Fabregas' ability to control the tempo of the game was evident and, although he is not yet entirely on the same wavelength as his new team-mates, Lopes described playing with him as “a delight”.
It is surely only a matter of time before he strikes up the rapport that has made him such a star since breaking in the Arsenal team aged 16.
“Physicality goes away from all of us, unfortunately, when you get older, you lose speed, you lose some sharpness, but technique I think is something that always stays with you when you have something, so hopefully it can stay with me for a very long time yet,” he said after taking part in his final Chelsea game – a 2-0 FA Cup victory over Nottingham Forest.
“He has experience, he knows football,” the Brazilian centre-back explained. “I think he has had the opportunity to learn in many different changing rooms when he was so young, so he always brings confidence and energy for the team.
“Then on the pitch he has shown that it doesn’t matter the game, he’s always going to bring his qualities.”
In a Monaco side that has sometimes looked lost this season, he is expected to provide a shining light.

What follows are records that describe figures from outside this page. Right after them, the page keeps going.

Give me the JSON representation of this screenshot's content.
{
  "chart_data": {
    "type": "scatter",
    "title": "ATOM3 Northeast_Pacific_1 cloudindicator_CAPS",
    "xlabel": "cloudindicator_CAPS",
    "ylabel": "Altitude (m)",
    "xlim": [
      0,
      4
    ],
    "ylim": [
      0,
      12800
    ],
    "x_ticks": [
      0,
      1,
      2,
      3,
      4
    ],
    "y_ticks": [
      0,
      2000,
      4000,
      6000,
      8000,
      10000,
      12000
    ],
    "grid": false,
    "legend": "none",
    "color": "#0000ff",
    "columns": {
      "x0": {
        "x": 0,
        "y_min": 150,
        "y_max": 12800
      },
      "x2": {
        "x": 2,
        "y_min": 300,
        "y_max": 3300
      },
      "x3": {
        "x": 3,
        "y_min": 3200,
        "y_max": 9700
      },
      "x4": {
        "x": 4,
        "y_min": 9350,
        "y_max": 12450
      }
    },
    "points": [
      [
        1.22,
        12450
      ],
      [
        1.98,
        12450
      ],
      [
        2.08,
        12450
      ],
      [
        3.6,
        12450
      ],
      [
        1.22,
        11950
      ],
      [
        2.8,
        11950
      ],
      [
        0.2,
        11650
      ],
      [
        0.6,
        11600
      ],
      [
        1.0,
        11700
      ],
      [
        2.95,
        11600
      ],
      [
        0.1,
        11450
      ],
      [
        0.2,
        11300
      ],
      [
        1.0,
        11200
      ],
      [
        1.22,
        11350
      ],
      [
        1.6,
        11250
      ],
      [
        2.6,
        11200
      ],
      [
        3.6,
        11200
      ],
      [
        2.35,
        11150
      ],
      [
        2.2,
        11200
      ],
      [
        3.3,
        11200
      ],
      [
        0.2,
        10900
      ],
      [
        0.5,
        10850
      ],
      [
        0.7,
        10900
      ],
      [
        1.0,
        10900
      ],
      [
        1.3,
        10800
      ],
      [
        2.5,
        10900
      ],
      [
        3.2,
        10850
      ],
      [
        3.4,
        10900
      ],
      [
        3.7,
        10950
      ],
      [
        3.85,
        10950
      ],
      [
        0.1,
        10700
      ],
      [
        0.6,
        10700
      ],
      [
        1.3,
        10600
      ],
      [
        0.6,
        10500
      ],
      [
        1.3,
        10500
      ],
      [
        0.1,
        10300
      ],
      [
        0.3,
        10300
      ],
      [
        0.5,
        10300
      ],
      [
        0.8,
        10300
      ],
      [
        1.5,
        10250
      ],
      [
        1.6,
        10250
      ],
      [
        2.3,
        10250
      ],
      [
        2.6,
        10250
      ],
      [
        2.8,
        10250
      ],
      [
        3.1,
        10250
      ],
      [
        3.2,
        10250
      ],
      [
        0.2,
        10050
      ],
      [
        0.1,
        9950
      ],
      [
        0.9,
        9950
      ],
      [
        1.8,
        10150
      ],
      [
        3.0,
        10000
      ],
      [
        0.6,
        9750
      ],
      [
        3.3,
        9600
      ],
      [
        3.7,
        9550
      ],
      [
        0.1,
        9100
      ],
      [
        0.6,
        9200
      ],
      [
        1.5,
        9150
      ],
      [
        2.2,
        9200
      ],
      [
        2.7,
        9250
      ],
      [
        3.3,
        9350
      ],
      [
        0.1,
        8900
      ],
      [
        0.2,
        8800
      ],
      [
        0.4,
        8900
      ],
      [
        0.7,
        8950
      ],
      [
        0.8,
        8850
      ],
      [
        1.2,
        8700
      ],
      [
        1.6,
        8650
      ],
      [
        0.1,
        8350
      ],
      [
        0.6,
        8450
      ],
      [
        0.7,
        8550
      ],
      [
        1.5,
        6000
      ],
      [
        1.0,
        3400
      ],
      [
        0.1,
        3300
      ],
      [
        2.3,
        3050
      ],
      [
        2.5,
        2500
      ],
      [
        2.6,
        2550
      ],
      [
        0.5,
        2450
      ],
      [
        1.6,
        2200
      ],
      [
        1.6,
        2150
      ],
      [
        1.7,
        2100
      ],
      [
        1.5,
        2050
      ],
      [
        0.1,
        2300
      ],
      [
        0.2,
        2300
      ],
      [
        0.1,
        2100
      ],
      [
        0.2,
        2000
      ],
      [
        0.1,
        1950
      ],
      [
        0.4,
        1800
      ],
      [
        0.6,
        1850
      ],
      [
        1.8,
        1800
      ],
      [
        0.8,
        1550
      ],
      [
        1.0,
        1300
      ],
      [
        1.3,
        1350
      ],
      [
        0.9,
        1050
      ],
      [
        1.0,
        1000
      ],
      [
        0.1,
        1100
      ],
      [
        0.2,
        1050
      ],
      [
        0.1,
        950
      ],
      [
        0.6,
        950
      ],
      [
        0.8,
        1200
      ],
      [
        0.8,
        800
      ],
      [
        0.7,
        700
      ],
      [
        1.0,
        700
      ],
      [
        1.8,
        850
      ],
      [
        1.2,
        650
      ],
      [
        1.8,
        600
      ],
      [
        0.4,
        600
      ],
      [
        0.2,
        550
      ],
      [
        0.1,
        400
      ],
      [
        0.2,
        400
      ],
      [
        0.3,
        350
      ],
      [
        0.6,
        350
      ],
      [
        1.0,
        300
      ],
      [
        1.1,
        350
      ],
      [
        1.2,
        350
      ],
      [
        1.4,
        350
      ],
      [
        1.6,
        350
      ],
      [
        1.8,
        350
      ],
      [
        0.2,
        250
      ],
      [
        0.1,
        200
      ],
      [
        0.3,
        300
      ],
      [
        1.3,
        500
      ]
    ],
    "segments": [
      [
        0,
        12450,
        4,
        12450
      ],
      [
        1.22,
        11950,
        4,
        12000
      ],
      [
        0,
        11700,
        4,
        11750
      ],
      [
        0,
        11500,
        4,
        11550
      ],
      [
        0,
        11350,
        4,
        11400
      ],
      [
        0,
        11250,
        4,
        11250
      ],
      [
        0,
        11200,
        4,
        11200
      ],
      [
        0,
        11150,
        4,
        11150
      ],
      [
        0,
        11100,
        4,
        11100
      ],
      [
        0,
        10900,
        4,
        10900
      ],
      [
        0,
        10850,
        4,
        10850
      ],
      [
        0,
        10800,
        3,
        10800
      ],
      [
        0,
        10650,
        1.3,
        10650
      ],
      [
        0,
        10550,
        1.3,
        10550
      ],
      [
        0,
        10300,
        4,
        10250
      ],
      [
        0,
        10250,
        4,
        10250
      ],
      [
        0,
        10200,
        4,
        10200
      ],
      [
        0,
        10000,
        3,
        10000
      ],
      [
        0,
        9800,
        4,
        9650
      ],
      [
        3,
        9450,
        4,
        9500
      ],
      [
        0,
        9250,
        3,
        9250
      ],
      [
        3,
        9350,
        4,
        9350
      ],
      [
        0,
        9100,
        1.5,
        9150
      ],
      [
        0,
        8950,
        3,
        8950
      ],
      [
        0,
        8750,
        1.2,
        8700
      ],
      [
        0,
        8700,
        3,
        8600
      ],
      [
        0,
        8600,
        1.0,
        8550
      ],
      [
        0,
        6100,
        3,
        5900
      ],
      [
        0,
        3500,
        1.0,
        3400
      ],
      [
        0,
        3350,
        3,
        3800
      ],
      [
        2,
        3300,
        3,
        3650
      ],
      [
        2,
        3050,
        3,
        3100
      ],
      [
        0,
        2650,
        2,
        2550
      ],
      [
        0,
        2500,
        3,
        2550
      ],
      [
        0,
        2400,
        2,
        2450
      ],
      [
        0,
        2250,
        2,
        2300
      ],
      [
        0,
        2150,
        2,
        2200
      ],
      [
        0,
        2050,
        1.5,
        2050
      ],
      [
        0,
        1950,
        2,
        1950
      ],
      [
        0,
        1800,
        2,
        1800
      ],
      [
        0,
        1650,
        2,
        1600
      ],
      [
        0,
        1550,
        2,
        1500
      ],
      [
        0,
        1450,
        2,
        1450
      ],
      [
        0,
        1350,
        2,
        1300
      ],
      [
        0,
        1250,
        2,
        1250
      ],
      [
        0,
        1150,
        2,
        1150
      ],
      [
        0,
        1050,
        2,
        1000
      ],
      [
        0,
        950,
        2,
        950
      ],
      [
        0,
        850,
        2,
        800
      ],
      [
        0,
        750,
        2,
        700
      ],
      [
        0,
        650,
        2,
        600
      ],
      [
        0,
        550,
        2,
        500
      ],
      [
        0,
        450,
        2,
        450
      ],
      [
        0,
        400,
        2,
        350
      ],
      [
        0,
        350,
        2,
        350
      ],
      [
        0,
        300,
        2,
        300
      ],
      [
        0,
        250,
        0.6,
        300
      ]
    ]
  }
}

Henry, of course, knows very well what Cesc is capable of, having played alongside the Catalan for four years as he was just making his way into the Arsenal side and then remaining firm friends to such an extent that France’s record scorer was a guest at Fabregas’ wedding in the summer.
“I have known Henry for a very long time, since I was 16 years old,” Fabregas said. “He helped me a lot in my career.
“He was one of the best players I could play with as a midfielder; it was a privilege to play with an attacker of this class.
“He is at the beginning of his coaching career. I have come to help him but especially the club.”
Life in this instance has gone full circle.
If Henry helped the teenage Cesc in the early years of his career, it is now time to be repaid by the Spaniard, who has a significant weight of responsibility on him as he enters the twilight of his playing days.
The friends have never failed each other, and they are not about to start now.